Своей неповторимой изогнутостью,
словно изломом судьбы, напоминая
отцу о былом. О
том бездонном, как «Марракотова
бездна», одном-единственном дне его
давней жизни,
растянувшемся затем на всё
дальнейшее существование. Уже без
неё. Опостылевшее
поэтому, как
замороженно-омертвелая треска из
заштатного магазина.
Ведь именно утром того самого дня,
когда отец впервые увидел эту
женщину, бьющаяся
сейчас в садке полупудовая щука,
будто какую-то, может самую важную
жизненную
жилу, умело перекусила его
тогдашнюю довоенную жилку.
И — тогда, — ещё новый — большой
щучий крюк ушёл как бы не на
двадцатиметровую
глубину, а блуждал, как блуждает по
кровеносной системе заржавелая
игла, и вышел
сегодня, спустя тридцать лет, той же
бесконечной безнадёжностью.
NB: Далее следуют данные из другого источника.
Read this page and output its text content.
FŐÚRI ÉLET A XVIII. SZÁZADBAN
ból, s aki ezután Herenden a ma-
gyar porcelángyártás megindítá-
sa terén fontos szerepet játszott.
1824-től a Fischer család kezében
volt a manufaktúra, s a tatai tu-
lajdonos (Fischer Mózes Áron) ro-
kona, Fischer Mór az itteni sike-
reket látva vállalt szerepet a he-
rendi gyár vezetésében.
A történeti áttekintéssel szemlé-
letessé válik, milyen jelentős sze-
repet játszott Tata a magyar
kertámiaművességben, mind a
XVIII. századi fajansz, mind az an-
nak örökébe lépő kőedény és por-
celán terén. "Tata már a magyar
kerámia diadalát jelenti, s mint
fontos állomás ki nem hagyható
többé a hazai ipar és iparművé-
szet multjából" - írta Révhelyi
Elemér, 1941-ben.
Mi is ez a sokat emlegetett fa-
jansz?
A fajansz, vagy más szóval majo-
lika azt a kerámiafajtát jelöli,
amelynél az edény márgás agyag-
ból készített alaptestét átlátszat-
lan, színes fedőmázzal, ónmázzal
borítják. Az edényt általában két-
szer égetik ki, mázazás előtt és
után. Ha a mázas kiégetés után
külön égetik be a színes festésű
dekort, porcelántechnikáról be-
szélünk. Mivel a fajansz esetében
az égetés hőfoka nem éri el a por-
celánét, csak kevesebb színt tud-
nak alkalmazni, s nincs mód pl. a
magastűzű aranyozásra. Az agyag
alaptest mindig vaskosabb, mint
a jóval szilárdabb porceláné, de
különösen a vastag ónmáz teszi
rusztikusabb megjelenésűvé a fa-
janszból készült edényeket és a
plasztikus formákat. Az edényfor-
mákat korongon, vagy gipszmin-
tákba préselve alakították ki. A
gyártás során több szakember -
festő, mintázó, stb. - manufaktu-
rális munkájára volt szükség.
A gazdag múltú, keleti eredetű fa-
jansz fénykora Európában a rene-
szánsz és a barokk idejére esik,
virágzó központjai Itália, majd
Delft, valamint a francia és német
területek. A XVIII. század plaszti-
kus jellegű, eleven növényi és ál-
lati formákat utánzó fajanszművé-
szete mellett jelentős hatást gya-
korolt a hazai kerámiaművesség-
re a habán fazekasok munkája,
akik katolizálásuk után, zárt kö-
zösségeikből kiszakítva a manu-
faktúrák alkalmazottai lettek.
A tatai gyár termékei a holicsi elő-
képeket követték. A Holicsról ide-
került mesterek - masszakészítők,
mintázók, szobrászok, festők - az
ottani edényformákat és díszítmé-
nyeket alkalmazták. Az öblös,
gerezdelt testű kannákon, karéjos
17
Той же
тёмной
мучительной любовью. И такой же
нежно-мучительной ненавистью.
Тогда здесь было большое и чистое
озеро. И отец, будто и не прошло этих
постылых,
стылых, застывших и затвердевших,
словно мутная смола жизни, тридцати
лет, помнит,
как втроём: он, она и Ваганов,
вечером того проклятущего дня,
когда он впервые увидел
её, плескались на чистой отмели
этого, теперь уже почти не
существующего, озера.
С запоздавшей на тридцать лет
исполинской щукой, чудовищно и
нелепо – как ихтиазавр
в детском бассейне, или же борзая в
авоське — смотревшейся в его новом,
«интуристовском» садке, отец
медленно причаливал к топкому
болотистому берегу.
Накануне своей свадьбы сын получил
письмо от отца. Когда-то давно отец
купил домик в
«Сыром овраге».
Теперь он приглашал сына к себе.
Обещал снабдить особым, якобы
припасённым к
свадьбе, вином.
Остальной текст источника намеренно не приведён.